A docente Clarisse Gurgel, da Universidade Federal do Estado do Rio de Janeiro (Unirio), foi absolvida pela 1ª Vara Federal Criminal do Rio de Janeiro da acusação de calúnia e difamação que vinha sofrendo. O acusador era o decano do Centro de Ciências Jurídicas e Políticas (CCJP). A professora foi criminalizada por suas atuações nos conselhos decisórios dos quais era membro, onde combatia medidas informais de captação de dinheiro para a universidade pública.

Tais medidas têm se tornado cada vez mais comuns nas Instituições Públicas de Ensino Superior e são formas de criar terreno favorável para o fortalecimento de figuras jurídicas inconstitucionais, como: Fundações de Crédito, EBSERHs e OSs.

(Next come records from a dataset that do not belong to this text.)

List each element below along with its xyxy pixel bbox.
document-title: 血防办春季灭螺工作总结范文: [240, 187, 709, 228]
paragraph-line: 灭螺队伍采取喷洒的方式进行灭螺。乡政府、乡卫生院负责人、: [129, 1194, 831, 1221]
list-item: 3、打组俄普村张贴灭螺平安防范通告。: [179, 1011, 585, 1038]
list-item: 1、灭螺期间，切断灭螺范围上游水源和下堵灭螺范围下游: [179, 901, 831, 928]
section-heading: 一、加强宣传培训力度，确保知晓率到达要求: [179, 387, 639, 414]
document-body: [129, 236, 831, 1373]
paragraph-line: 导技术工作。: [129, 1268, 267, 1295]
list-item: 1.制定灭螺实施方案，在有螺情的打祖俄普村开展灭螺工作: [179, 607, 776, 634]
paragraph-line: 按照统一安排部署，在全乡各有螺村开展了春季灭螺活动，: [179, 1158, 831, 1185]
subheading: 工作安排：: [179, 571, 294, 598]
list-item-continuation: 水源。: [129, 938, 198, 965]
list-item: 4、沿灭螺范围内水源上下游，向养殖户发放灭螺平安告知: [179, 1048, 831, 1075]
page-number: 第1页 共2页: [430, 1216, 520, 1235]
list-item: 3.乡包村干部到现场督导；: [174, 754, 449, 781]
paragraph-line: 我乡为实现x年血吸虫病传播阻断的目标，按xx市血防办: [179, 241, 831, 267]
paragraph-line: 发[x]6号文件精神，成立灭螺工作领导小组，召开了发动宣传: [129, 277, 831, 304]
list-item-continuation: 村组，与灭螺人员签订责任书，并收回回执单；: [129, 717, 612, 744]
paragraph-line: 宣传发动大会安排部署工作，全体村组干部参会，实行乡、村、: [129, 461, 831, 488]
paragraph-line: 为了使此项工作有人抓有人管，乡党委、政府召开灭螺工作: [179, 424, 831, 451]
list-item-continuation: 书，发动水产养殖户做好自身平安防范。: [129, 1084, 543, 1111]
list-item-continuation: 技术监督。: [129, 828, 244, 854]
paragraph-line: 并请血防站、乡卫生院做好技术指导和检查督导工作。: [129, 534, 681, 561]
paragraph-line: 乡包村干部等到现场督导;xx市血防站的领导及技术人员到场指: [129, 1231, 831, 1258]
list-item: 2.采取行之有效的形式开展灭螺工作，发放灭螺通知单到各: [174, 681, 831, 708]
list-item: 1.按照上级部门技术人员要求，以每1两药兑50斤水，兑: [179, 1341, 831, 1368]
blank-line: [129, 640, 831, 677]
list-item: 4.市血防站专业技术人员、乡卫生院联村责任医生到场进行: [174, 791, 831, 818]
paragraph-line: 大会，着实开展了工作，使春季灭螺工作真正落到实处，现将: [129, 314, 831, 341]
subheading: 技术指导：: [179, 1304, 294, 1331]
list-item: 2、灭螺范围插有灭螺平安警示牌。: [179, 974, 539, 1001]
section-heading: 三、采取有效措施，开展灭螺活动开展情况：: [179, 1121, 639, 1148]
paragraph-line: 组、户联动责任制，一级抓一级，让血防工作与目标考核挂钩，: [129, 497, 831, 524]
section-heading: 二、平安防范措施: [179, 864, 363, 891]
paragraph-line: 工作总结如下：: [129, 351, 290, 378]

Tratam-se de Pessoas Jurídicas de direito privado que, no interior de Autarquias, acabam por direcionar os recursos públicos às atividades de mercado.

A professora apenas cumpriu seu papel de funcionária pública, ao se posicionar, junto às entidades de base de sua comunidade universitária, contra a criação, através de uma conta particular, de uma "Fundação de Amigos", doadores de dinheiro para o CCJP. Como doadores, era prevista a participação de empresas privadas, com direito a anonimato.

A Asduerj repudia todo e qualquer ato de intimidação e/ou perseguição política ao conjunto dos docentes das instituições públicas de ensino superior que defendem o interesse público das universidades.